I am told that my late colleague, Tim Moy, often began responses to student questions with the phrase, “We as historians…”  I like this, both as strategy and rhetorical device.  Strategically, it makes students feel as they are participants in the historical endeavor and not just passive recipients.  Rhetorically, it evokes the democratic potential of history.  With a few bucks and a website, anybody can be an historian.

Yet on the rare occasions when I interject “we as historians” during a class, it feels a bit presumptuous.  Tim, of course, was anything but.  But for myself, I have some trouble speaking for all historians when we are such a diverse lot.  “Me as historian,”  while a grammatically questionable construction, is a bit more manageable.  And given that I tend towards the small scale in my historical work, at a minimum it’s internally consistent.

This somewhat rambling preamble is an entry into the question, “What kind of historian am I?”  This evening I will lead the first session of a graduate seminar in Advanced Historiography and I am requiring each student to write a short essay responding to this question.  I ask my undergraduates to do a similar exercise with the question “What is History?”   In order for this not to devolve into intellectual voyeurism and perhaps even to approximate some sort of debate, I figured it was only fair to devote some thought to the question myself.  So here goes.

My undergraduate degree was in Anthropology and my approach to history reflects that.  I strive to be an ethnographer of the past.  I had too many moral qualms about poking into the lives of the living to be a successful anthropologist, unless I wanted to use fieldwork as the basis for an extended meditation on myself.  I did not.  An added plus: accountability towards the dead, while still a real concern, is rather more attenuated than responsibility towards the living.

I am probably not much of a credit to my Ph.D. in history from Johns Hopkins.   Hopkins was the first doctoral program in History in the United States – it embraced German models of empiricism and pedagogy.   One of my advisers really did claim in Rankean fashion that the “facts spoke for themselves.”  Hence there was no need for formal training in the philosophy or theory of history.  All that was required was a comprehensive gathering of data, artfully arranged into a coherent narrative.  I may have found that enough at one time; I no longer do.

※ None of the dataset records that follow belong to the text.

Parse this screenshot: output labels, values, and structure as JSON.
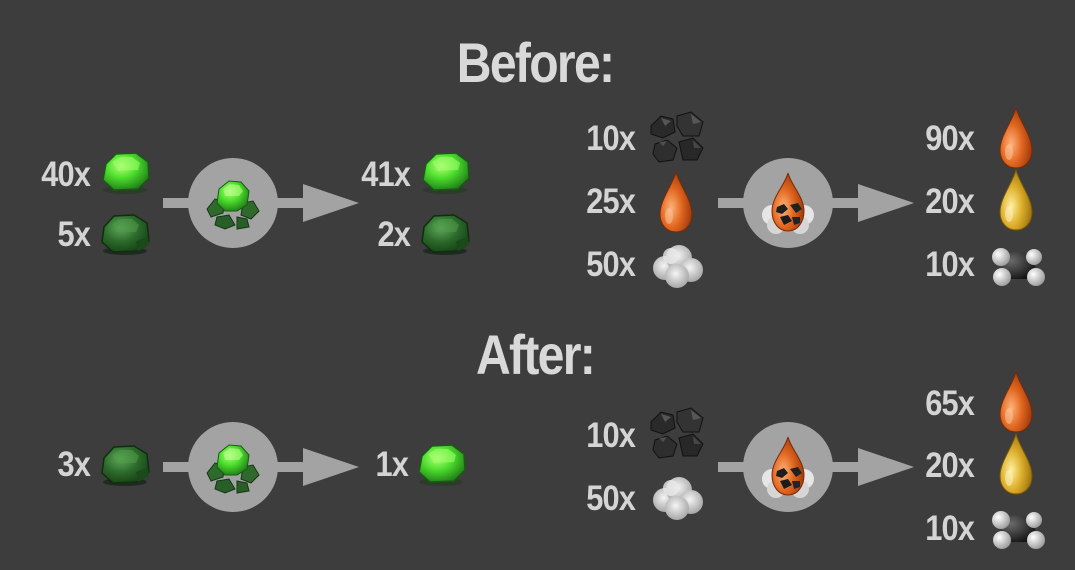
{
  "headings": {
    "before": "Before:",
    "after": "After:"
  },
  "colors": {
    "background": "#3d3d3d",
    "text": "#d4d4d4",
    "arrow": "#a3a3a3",
    "circle": "#a3a3a3",
    "uranium_green": "#3ec832",
    "heavy_oil": "#d2601c",
    "light_oil": "#d8aa26"
  },
  "before": {
    "uranium_processing": {
      "recipe_icon": "uranium-processing-icon",
      "inputs": [
        {
          "amount": "40x",
          "item": "uranium-235-icon"
        },
        {
          "amount": "5x",
          "item": "uranium-238-icon"
        }
      ],
      "outputs": [
        {
          "amount": "41x",
          "item": "uranium-235-icon"
        },
        {
          "amount": "2x",
          "item": "uranium-238-icon"
        }
      ]
    },
    "coal_liquefaction": {
      "recipe_icon": "coal-liquefaction-icon",
      "inputs": [
        {
          "amount": "10x",
          "item": "coal-icon"
        },
        {
          "amount": "25x",
          "item": "heavy-oil-icon"
        },
        {
          "amount": "50x",
          "item": "steam-icon"
        }
      ],
      "outputs": [
        {
          "amount": "90x",
          "item": "heavy-oil-icon"
        },
        {
          "amount": "20x",
          "item": "light-oil-icon"
        },
        {
          "amount": "10x",
          "item": "petroleum-gas-icon"
        }
      ]
    }
  },
  "after": {
    "uranium_processing": {
      "recipe_icon": "uranium-processing-icon",
      "inputs": [
        {
          "amount": "3x",
          "item": "uranium-238-icon"
        }
      ],
      "outputs": [
        {
          "amount": "1x",
          "item": "uranium-235-icon"
        }
      ]
    },
    "coal_liquefaction": {
      "recipe_icon": "coal-liquefaction-icon",
      "inputs": [
        {
          "amount": "10x",
          "item": "coal-icon"
        },
        {
          "amount": "50x",
          "item": "steam-icon"
        }
      ],
      "outputs": [
        {
          "amount": "65x",
          "item": "heavy-oil-icon"
        },
        {
          "amount": "20x",
          "item": "light-oil-icon"
        },
        {
          "amount": "10x",
          "item": "petroleum-gas-icon"
        }
      ]
    }
  }
}
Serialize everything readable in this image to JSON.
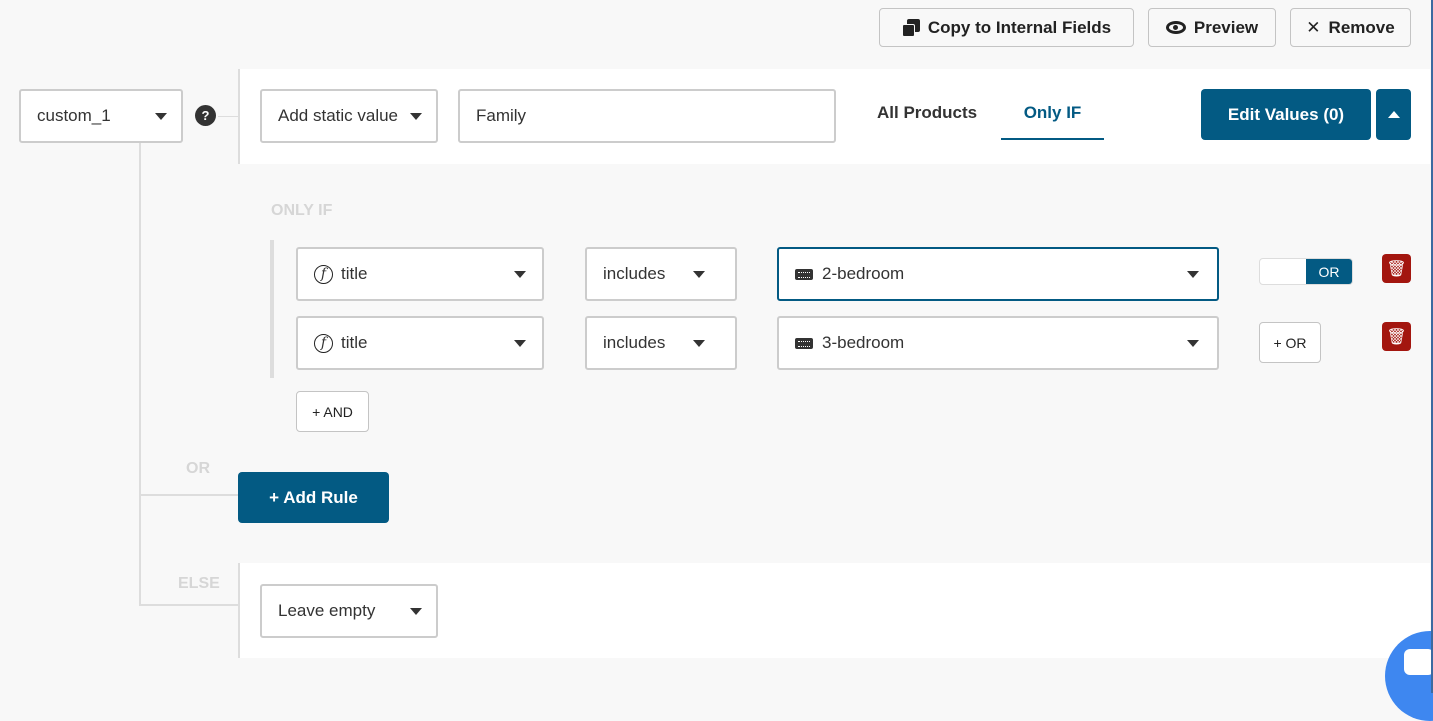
{
  "toolbar": {
    "copy_label": "Copy to Internal Fields",
    "preview_label": "Preview",
    "remove_label": "Remove"
  },
  "field": {
    "name": "custom_1",
    "help": "?"
  },
  "value": {
    "type": "Add static value",
    "text": "Family"
  },
  "tabs": [
    {
      "label": "All Products",
      "active": false
    },
    {
      "label": "Only IF",
      "active": true
    }
  ],
  "edit_values_label": "Edit Values (0)",
  "only_if_label": "ONLY IF",
  "conditions": [
    {
      "field": "title",
      "operator": "includes",
      "value": "2-bedroom",
      "connector": "OR",
      "connector_state": "toggle"
    },
    {
      "field": "title",
      "operator": "includes",
      "value": "3-bedroom",
      "connector": "+ OR",
      "connector_state": "button"
    }
  ],
  "and_label": "+ AND",
  "or_label": "OR",
  "add_rule_label": "+ Add Rule",
  "else_label": "ELSE",
  "else_value": "Leave empty",
  "colors": {
    "accent": "#035a83",
    "danger": "#a3160f",
    "chat": "#3e87f0"
  }
}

I exaggerate a bit.  There were theorists at Hopkins, proponents of the linguistic turn and subaltern studies.  Gayatri Spivak came to give a talk; Hayden White taught there.  Gabriel Spiegel, a path-breaking theorist in the historical field, now teaches at JHU and just assumed the presidency of the American Historical Association.  But in the late 80s-early 90s, theorists were much embattled and (this may be urban legend) reputedly some literally came to blows with the empiricists in faculty meetings.

Since leaving graduate school, I have become more theoretically inclined.  My work has been enriched and informed by theory.  However, I can’t really claim to be a theorist either, at least, not a very good one.  Some scholars have a natural aptitude for theory; others dismiss it out of hand.  Some approach it because they think they should or because they are required to teach it or learn it.  Of those, I suspect the majority work their butts off and get maybe half of it.  That’s pretty much where I stand.

So much for what I am not.  The historical approach that best fits what I do is micro-history.  I enjoy studying the small to illuminate the large.  In particular with respect to how the state interacts with society, how the actions of individuals, particularly those situated at the far extremities of power, are able to mediate ideas, policies, disparate cultural understandings.  They are also sometimes able to subvert or transform larger political agendas, often because at the local level the state often doesn’t pay a whole lot of attention.  Looking at the local often provides ample evidence that what the state discursively asserts as reality is just a load of bull.  I like these contradictions.  They amuse and often fascinate me … as historian.